Meth has also been detected more often in other cases that the crime lab’s toxicology division handles, according to a summary report from the Montana Department of Justice’s Forensic Science Division.
“I think that’s the real take-home of this summary, is the massive increase in methamphetamine,” said Scott Larson, toxicology supervisor at the crime lab.
Alcohol remains the most prevalent substance found in DUI toxicology cases.
In 2015, alcohol was the only detected substance in 2,277 cases. There were 3,380 total DUI cases tested that year.
The lab had 294 DUI cases involving meth, and the concentration of the drug increased 123 percent. That’s up from 2011, when state toxicologists processed 73 DUI samples that were positive for meth.
Marijuana used to be the most common substance after alcohol found in DUI blood tests.

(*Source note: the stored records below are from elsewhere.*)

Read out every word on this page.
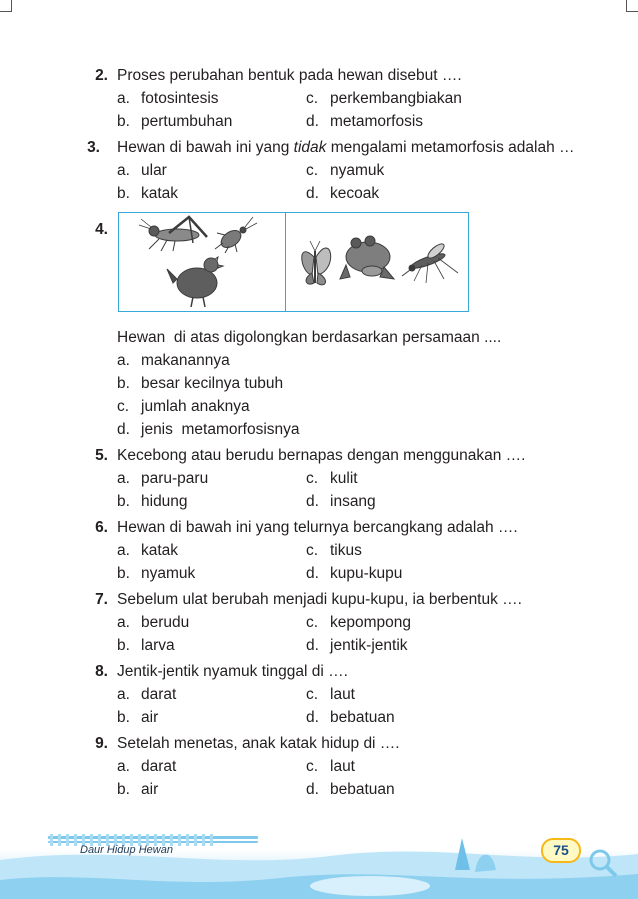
2. Proses perubahan bentuk pada hewan disebut ….
a. fotosintesis	c. perkembangbiakan
b. pertumbuhan	d. metamorfosis
3. Hewan di bawah ini yang tidak mengalami metamorfosis adalah …
a. ular	c. nyamuk
b. katak	d. kecoak
4.
Hewan  di atas digolongkan berdasarkan persamaan ....
a. makanannya
b. besar kecilnya tubuh
c. jumlah anaknya
d. jenis  metamorfosisnya
5. Kecebong atau berudu bernapas dengan menggunakan ….
a. paru-paru	c. kulit
b. hidung	d. insang
6. Hewan di bawah ini yang telurnya bercangkang adalah ….
a. katak	c. tikus
b. nyamuk	d. kupu-kupu
7. Sebelum ulat berubah menjadi kupu-kupu, ia berbentuk ….
a. berudu	c. kepompong
b. larva	d. jentik-jentik
8. Jentik-jentik nyamuk tinggal di ….
a. darat	c. laut
b. air	d. bebatuan
9. Setelah menetas, anak katak hidup di ….
a. darat	c. laut
b. air	d. bebatuan
Daur Hidup Hewan	75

In 2015, meth became more common in DUI blood tests, according to the lab.
The toxicology section of the state crime lab in Missoula also does postmortem drug screens for medical examiners and analyzes drug and alcohol tests for cases that involve drug-endangered children. The lab also analyzes urine tests for the Department of Corrections — inmates and those on probation.
The lab tests for a range of different drugs — like marijuana, prescription narcotics, hallucinogens and inhalants. The overall number of positive drug findings has decreased over the years.
DUIs make up the largest caseload, accounting for more than half of the 6,139 cases handled last year. In the majority of DUI tests, alcohol is the only substance present in the blood sample.
But meth has increased in other test areas. They include postmortem drug screens, where the lab had 20 positive cases for meth in 2011. That jumped to 73 in 2015, though the lab handled 801 total cases.
Urinalysis tests conducted on probationers and parolees have turned up more meth as well. No other drug has spiked in the same way.
Chris Evans, deputy chief for the Billings region of Montana Probation and Parole, said that there was certainly an increase in violations for meth use since 2011. He said that when officers spoke to the offenders, they heard it was often an easy drug to get.
“The availability of methamphetamine during that time was a lot greater,” he said. “There was just more of it around.”
Of the 1,192 urinalysis cases handled by the lab in 2015, more than 550 turned up positive for meth. There were fewer than 200 in 2011.
In DUI, urine and postmortem samples, meth was the only drug other than alcohol that has steadily become more common.
Other institutions, including the court system, have seen the effects of increased meth use. A February report by The Gazette found that the number of felony drug possession charges in Yellowstone County has significantly increased over the years. Most of them involved meth.
The report also tallied tests from traffic fatalities. In more than a third of fatal crashes cases in 2015, no drugs or alcohol were found in the victims.